Я говорил, и у меня шла голова кругом. Как подумаю, что от меня родился внук царя Алексея Михайловича, так едва не терял сознание. Сейчас уже немного полегче воспринимаю, но всё равно с большим трудом сия мысль укладывается в голове. А с теми документами, что у меня лежать в свинцовом ящике с тысяча шестьсот сорок восьмого года, сей факт становится просто «убойным» аргументом в предстоящем разговоре с царём.
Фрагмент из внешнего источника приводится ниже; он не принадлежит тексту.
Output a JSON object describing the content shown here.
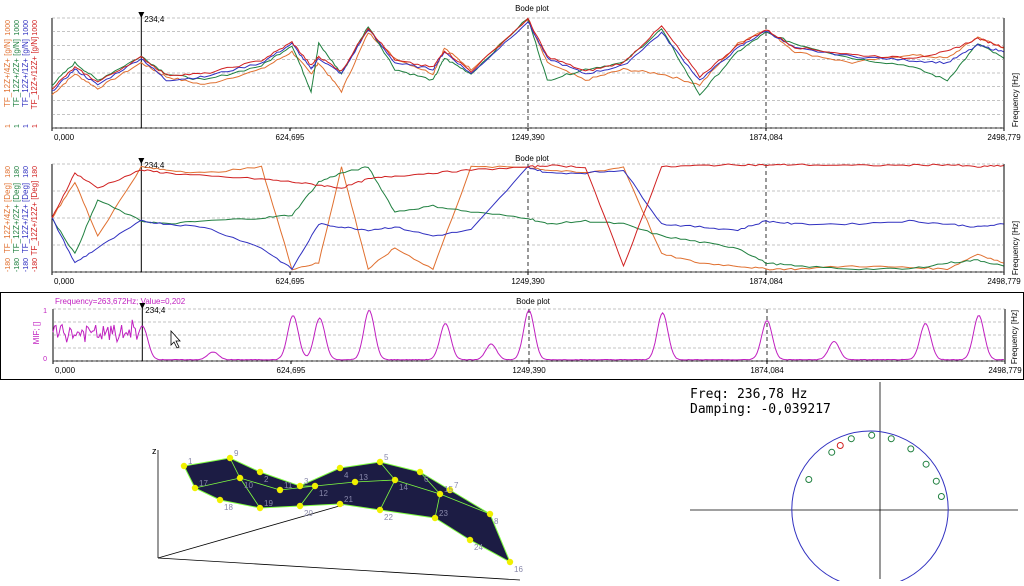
{
  "chart_data": [
    {
      "type": "line",
      "title": "Bode plot",
      "xlabel": "Frequency [Hz]",
      "xlim": [
        0,
        2498.779
      ],
      "x_ticks": [
        "0,000",
        "624,695",
        "1249,390",
        "1874,084",
        "2498,779"
      ],
      "cursor_label": "234,4",
      "yscale": "log",
      "grid": true,
      "series": [
        {
          "name": "TF_12Z+/4Z+ [g/N]",
          "tick_top": "1000",
          "tick_bottom": "1",
          "color": "#e07030"
        },
        {
          "name": "TF_12Z+/2Z+ [g/N]",
          "tick_top": "1000",
          "tick_bottom": "1",
          "color": "#208040"
        },
        {
          "name": "TF_12Z+/1Z+ [g/N]",
          "tick_top": "1000",
          "tick_bottom": "1",
          "color": "#3030c0"
        },
        {
          "name": "TF_12Z+/12Z+ [g/N]",
          "tick_top": "1000",
          "tick_bottom": "1",
          "color": "#d02020"
        }
      ],
      "peaks_hz": [
        60,
        234.4,
        630,
        700,
        830,
        1030,
        1249.39,
        1600,
        1874.084,
        2430
      ],
      "x": [
        0,
        60,
        120,
        234,
        300,
        400,
        550,
        630,
        680,
        700,
        760,
        830,
        900,
        1000,
        1030,
        1100,
        1249,
        1300,
        1400,
        1500,
        1600,
        1700,
        1800,
        1874,
        1950,
        2100,
        2250,
        2350,
        2430,
        2498
      ],
      "values": [
        [
          8,
          30,
          12,
          60,
          25,
          15,
          40,
          120,
          30,
          60,
          10,
          400,
          80,
          30,
          150,
          40,
          900,
          60,
          20,
          40,
          30,
          15,
          200,
          500,
          120,
          60,
          100,
          80,
          300,
          150
        ],
        [
          15,
          60,
          20,
          90,
          30,
          20,
          50,
          180,
          10,
          200,
          30,
          600,
          40,
          20,
          80,
          30,
          1000,
          20,
          40,
          60,
          500,
          8,
          120,
          400,
          200,
          80,
          50,
          20,
          200,
          80
        ],
        [
          10,
          40,
          15,
          80,
          20,
          25,
          60,
          200,
          40,
          80,
          30,
          500,
          60,
          40,
          120,
          30,
          800,
          80,
          30,
          50,
          400,
          20,
          150,
          450,
          150,
          90,
          70,
          60,
          180,
          120
        ],
        [
          12,
          45,
          18,
          85,
          28,
          30,
          70,
          220,
          50,
          90,
          35,
          550,
          70,
          45,
          130,
          35,
          950,
          90,
          35,
          60,
          600,
          25,
          180,
          480,
          160,
          100,
          80,
          120,
          280,
          160
        ]
      ]
    },
    {
      "type": "line",
      "title": "Bode plot",
      "xlabel": "Frequency [Hz]",
      "xlim": [
        0,
        2498.779
      ],
      "x_ticks": [
        "0,000",
        "624,695",
        "1249,390",
        "1874,084",
        "2498,779"
      ],
      "cursor_label": "234,4",
      "ylim": [
        -180,
        180
      ],
      "grid": true,
      "series": [
        {
          "name": "TF_12Z+/4Z+ [Deg]",
          "tick_top": "180",
          "tick_bottom": "-180",
          "color": "#e07030"
        },
        {
          "name": "TF_12Z+/2Z+ [Deg]",
          "tick_top": "180",
          "tick_bottom": "-180",
          "color": "#208040"
        },
        {
          "name": "TF_12Z+/1Z+ [Deg]",
          "tick_top": "180",
          "tick_bottom": "-180",
          "color": "#3030c0"
        },
        {
          "name": "TF_12Z+/12Z+ [Deg]",
          "tick_top": "180",
          "tick_bottom": "-180",
          "color": "#d02020"
        }
      ],
      "x": [
        0,
        60,
        120,
        234,
        300,
        400,
        550,
        630,
        700,
        760,
        830,
        900,
        1000,
        1100,
        1249,
        1300,
        1400,
        1500,
        1600,
        1700,
        1800,
        1874,
        1950,
        2100,
        2250,
        2350,
        2430,
        2498
      ],
      "values": [
        [
          0,
          120,
          -60,
          170,
          160,
          150,
          170,
          -170,
          -150,
          170,
          -170,
          -100,
          -170,
          170,
          170,
          160,
          150,
          170,
          -120,
          -150,
          -160,
          -170,
          -170,
          -160,
          -165,
          -170,
          -120,
          -150
        ],
        [
          0,
          -120,
          60,
          -10,
          -20,
          -10,
          0,
          10,
          120,
          150,
          170,
          20,
          40,
          20,
          0,
          -20,
          -10,
          -20,
          -60,
          -80,
          -100,
          -150,
          -160,
          -170,
          -170,
          -150,
          -140,
          -160
        ],
        [
          0,
          -150,
          -100,
          -10,
          -20,
          -30,
          -100,
          -170,
          -20,
          -30,
          -40,
          -30,
          -60,
          -40,
          170,
          150,
          150,
          160,
          -20,
          -30,
          -40,
          -10,
          -20,
          -20,
          -10,
          -20,
          -30,
          -20
        ],
        [
          0,
          150,
          100,
          160,
          150,
          140,
          130,
          120,
          110,
          100,
          130,
          140,
          150,
          160,
          170,
          175,
          170,
          -160,
          170,
          175,
          178,
          176,
          178,
          175,
          176,
          178,
          170,
          175
        ]
      ]
    },
    {
      "type": "line",
      "title": "Bode plot",
      "header_readout": "Frequency=263,672Hz; Value=0,202",
      "ylabel": "MIF; []",
      "xlabel": "Frequency [Hz]",
      "xlim": [
        0,
        2498.779
      ],
      "ylim": [
        0,
        1
      ],
      "y_ticks": [
        "0",
        "1"
      ],
      "x_ticks": [
        "0,000",
        "624,695",
        "1249,390",
        "1874,084",
        "2498,779"
      ],
      "cursor_label": "234,4",
      "grid": true,
      "series": [
        {
          "name": "MIF",
          "color": "#c020c0"
        }
      ],
      "peaks_hz": [
        234.4,
        420,
        630,
        700,
        830,
        1030,
        1150,
        1249.39,
        1600,
        1874.084,
        2050,
        2290,
        2430
      ],
      "peak_values": [
        0.65,
        0.15,
        0.85,
        0.8,
        0.95,
        0.7,
        0.3,
        0.95,
        0.9,
        0.75,
        0.35,
        0.7,
        0.85
      ]
    },
    {
      "type": "scatter",
      "header": {
        "freq_label": "Freq: 236,78 Hz",
        "damping_label": "Damping: -0,039217"
      },
      "points_green": [
        [
          -0.72,
          0.3
        ],
        [
          -0.45,
          0.62
        ],
        [
          -0.22,
          0.78
        ],
        [
          0.02,
          0.82
        ],
        [
          0.25,
          0.78
        ],
        [
          0.48,
          0.66
        ],
        [
          0.66,
          0.48
        ],
        [
          0.78,
          0.28
        ],
        [
          0.84,
          0.1
        ]
      ],
      "points_red": [
        [
          -0.35,
          0.7
        ]
      ],
      "circle": {
        "center": [
          0,
          -0.05
        ],
        "radius": 0.92
      }
    }
  ],
  "mode_shape": {
    "axis_label": "z",
    "node_labels": [
      "1",
      "2",
      "3",
      "4",
      "5",
      "6",
      "7",
      "8",
      "9",
      "10",
      "11",
      "12",
      "13",
      "14",
      "15",
      "16",
      "17",
      "18",
      "19",
      "20",
      "21",
      "22",
      "23",
      "24"
    ],
    "fill_color": "#1c1c44",
    "node_color": "#f0f000",
    "edge_color": "#80ff40"
  }
}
— А решусь ли я на этот разговор? — подумал я. — Теперь — точно решусь. Просто ради своего сына.
[1] Царьгородская
[2] В оригинале написано «176». Здесь автор «притягивает» события к более ранним датам.
Глава 21
В общем счёте, русско-турецкие войны охватывают период длительностью триста пятьдесят один год, как-то когда-то давно прочитал я. За период с тысяча пятьсот шестьдесят восьмого по тысяча девятьсот восемнадцатый Россия и Турция находились в состоянии войны шестьдесят девять лет. В среднем, одну русско-турецкую войну от другой отделяло всего двадцать пять лет.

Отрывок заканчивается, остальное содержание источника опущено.